Nasopharyngeal metabolomics and machine learning approach for the diagnosis of influenza
Catherine A. Hogan,
Pranav Rajpurkar,
Hari Sowrirajan,
Nicholas A. Phillips,
Anthony T. Le,
Manhong Wu,
Natasha Garamani,
Malaya K. Sahoo,
Mona L. Wood,
ChunHong Huang,
Andrew Y. Ng,
Justin Mak,
Tina M. Cowan,
Benjamin A. Pinsky
Affiliations
Catherine A. Hogan
Department of Pathology, Stanford University School of Medicine, Stanford, CA 94305, USA; Clinical Virology Laboratory, Stanford Health Care, Palo Alto, CA 94304, USA; Corresponding author at: 655 W 12th Ave, Room 2054, Vancouver, BC, Canada, V6R 2M7
Pranav Rajpurkar
Stanford Computer Science Department, Stanford University, Stanford, CA 94305, USA
Hari Sowrirajan
Stanford Computer Science Department, Stanford University, Stanford, CA 94305, USA
Nicholas A. Phillips
Stanford Computer Science Department, Stanford University, Stanford, CA 94305, USA
Anthony T. Le
Department of Pathology, Stanford University School of Medicine, Stanford, CA 94305, USA
Manhong Wu
Stanford Department of Anesthesiology, Stanford University, Stanford, CA 94305, USA
Natasha Garamani
Department of Pathology, Stanford University School of Medicine, Stanford, CA 94305, USA
Malaya K. Sahoo
Department of Pathology, Stanford University School of Medicine, Stanford, CA 94305, USA
Mona L. Wood
Department of Pathology, Stanford University School of Medicine, Stanford, CA 94305, USA; Clinical Virology Laboratory, Stanford Health Care, Palo Alto, CA 94304, USA
ChunHong Huang
Department of Pathology, Stanford University School of Medicine, Stanford, CA 94305, USA
Andrew Y. Ng
Stanford Computer Science Department, Stanford University, Stanford, CA 94305, USA
Justin Mak
Stanford Biochemical Genetics Laboratory, Stanford Health Care, Palo Alto, CA 94304, USA
Tina M. Cowan
Department of Pathology, Stanford University School of Medicine, Stanford, CA 94305, USA; Stanford Biochemical Genetics Laboratory, Stanford Health Care, Palo Alto, CA 94304, USA
Benjamin A. Pinsky
Department of Pathology, Stanford University School of Medicine, Stanford, CA 94305, USA; Clinical Virology Laboratory, Stanford Health Care, Palo Alto, CA 94304, USA; Division of Infectious Diseases and Geographic Medicine, Department of Medicine, Stanford University School of Medicine, Stanford, CA 94305, USA
Background: Respiratory virus infections are significant causes of morbidity and mortality, and may induce host metabolite alterations by infecting respiratory epithelial cells.
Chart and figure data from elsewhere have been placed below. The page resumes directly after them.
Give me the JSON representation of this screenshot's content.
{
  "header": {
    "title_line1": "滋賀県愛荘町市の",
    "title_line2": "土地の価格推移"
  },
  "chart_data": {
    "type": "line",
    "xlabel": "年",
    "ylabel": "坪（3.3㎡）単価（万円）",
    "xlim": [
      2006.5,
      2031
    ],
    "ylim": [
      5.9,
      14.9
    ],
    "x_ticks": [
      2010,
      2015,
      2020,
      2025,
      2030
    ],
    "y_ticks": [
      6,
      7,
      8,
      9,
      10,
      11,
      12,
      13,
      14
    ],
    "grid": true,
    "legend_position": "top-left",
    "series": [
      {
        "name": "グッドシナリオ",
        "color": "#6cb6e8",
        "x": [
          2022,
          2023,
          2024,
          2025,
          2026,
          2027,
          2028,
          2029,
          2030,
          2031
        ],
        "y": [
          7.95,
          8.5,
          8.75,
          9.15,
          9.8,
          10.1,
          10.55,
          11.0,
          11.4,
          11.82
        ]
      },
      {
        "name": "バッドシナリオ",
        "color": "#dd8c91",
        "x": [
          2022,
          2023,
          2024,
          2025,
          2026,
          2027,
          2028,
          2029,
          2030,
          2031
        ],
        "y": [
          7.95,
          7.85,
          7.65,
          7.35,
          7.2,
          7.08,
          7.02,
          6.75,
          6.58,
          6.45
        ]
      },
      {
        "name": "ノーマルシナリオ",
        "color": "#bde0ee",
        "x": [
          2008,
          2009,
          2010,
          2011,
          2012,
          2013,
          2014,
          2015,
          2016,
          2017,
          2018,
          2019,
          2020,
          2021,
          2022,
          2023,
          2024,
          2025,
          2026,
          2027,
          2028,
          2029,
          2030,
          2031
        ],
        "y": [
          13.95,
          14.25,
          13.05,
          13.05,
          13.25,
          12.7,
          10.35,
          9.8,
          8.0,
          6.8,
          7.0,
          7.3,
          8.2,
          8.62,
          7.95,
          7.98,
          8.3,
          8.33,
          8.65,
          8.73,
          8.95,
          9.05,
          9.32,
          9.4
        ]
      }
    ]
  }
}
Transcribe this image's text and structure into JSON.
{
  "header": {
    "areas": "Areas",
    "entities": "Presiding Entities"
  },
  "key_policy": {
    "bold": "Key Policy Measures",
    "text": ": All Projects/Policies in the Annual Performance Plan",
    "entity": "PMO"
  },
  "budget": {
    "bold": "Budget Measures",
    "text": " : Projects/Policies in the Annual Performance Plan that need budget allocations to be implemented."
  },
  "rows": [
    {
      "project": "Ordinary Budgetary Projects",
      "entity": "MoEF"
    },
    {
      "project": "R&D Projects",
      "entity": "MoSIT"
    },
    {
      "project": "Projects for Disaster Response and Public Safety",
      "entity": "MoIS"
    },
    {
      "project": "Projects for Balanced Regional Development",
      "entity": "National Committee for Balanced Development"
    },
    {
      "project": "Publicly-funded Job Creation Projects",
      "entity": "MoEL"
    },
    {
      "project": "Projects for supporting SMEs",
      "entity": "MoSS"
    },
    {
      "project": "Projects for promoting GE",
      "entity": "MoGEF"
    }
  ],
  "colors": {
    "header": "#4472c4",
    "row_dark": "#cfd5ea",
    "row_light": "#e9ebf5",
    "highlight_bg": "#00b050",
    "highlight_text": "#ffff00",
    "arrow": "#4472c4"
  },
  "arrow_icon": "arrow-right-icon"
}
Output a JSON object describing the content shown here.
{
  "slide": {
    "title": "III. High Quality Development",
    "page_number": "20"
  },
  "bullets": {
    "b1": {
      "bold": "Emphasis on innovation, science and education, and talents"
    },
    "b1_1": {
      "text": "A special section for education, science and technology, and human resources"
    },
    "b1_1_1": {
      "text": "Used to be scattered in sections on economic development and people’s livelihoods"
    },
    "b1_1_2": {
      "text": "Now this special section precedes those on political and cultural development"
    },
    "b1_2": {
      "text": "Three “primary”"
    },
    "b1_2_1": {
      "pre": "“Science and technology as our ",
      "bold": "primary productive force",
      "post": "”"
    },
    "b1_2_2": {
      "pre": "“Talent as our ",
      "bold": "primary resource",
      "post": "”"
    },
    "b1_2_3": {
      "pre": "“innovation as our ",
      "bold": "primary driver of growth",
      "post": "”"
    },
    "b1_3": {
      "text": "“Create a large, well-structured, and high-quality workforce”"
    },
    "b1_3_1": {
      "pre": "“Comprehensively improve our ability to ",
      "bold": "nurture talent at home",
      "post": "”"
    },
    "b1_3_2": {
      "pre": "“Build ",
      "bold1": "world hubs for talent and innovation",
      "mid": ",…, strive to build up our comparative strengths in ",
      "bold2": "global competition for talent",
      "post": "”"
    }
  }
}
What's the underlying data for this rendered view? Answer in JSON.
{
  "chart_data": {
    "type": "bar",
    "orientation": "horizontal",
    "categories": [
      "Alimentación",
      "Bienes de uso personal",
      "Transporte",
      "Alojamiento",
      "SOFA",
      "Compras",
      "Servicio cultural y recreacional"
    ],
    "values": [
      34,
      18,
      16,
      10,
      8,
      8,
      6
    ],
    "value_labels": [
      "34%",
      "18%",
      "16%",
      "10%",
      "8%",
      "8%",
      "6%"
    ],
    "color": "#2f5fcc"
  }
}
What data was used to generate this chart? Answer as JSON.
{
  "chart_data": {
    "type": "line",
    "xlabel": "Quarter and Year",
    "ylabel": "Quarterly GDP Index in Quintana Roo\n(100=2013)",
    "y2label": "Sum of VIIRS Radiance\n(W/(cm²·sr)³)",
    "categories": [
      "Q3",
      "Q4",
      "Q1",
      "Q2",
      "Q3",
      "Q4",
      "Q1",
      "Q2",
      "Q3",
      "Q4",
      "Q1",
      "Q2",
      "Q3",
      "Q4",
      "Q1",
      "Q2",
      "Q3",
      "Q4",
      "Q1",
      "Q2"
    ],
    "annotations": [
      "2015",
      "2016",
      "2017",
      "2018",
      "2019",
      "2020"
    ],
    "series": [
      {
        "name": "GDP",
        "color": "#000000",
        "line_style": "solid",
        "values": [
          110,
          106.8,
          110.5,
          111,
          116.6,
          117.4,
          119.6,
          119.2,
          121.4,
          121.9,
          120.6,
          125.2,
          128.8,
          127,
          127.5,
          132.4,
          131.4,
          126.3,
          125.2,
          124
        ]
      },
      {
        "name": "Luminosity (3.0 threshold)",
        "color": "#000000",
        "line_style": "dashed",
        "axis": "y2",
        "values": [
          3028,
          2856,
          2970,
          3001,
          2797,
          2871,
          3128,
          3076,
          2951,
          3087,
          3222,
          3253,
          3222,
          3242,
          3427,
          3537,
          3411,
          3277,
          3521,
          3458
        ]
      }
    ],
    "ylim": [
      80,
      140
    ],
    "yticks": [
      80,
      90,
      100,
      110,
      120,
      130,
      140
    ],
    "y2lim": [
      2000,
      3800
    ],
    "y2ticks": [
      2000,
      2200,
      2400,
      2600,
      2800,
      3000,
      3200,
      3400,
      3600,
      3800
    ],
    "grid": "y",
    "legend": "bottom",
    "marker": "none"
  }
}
We investigated the use of liquid chromatography quadrupole time-of-flight mass spectrometry (LC/Q-TOF) combined with machine learning for the diagnosis of influenza infection. Methods: We analyzed nasopharyngeal swab samples by LC/Q-TOF to identify distinct metabolic signatures for diagnosis of acute illness. Machine learning models were performed for classification, followed by Shapley additive explanation (SHAP) analysis to analyze feature importance and for biomarker discovery. Findings: A total of 236 samples were tested in the discovery phase by LC/Q-TOF, including 118 positive samples (40 influenza A 2009 H1N1, 39 influenza H3 and 39 influenza B) as well as 118 age and sex-matched negative controls with acute respiratory illness. Analysis showed an area under the receiver operating characteristic curve (AUC) of 1.00 (95% confidence interval [95% CI] 0.99, 1.00), sensitivity of 1.00 (95% CI 0.86, 1.00) and specificity of 0.96 (95% CI 0.81, 0.99). The metabolite most strongly associated with differential classification was pyroglutamic acid. Independent validation of a biomarker signature based on the top 20 differentiating ion features was performed in a prospective cohort of 96 symptomatic individuals including 48 positive samples (24 influenza A 2009 H1N1, 5 influenza H3 and 19 influenza B) and 48 negative samples. Testing performed using a clinically-applicable targeted approach, liquid chromatography triple quadrupole mass spectrometry, showed an AUC of 1.00 (95% CI 0.998, 1.00), sensitivity of 0.94 (95% CI 0.83, 0.98), and specificity of 1.00 (95% CI 0.93, 1.00). Limitations include lack of sample suitability assessment, and need to validate these findings in additional patient populations. Interpretation: This metabolomic approach has potential for diagnostic applications in infectious diseases testing, including other respiratory viruses, and may eventually be adapted for point-of-care testing. Funding: None.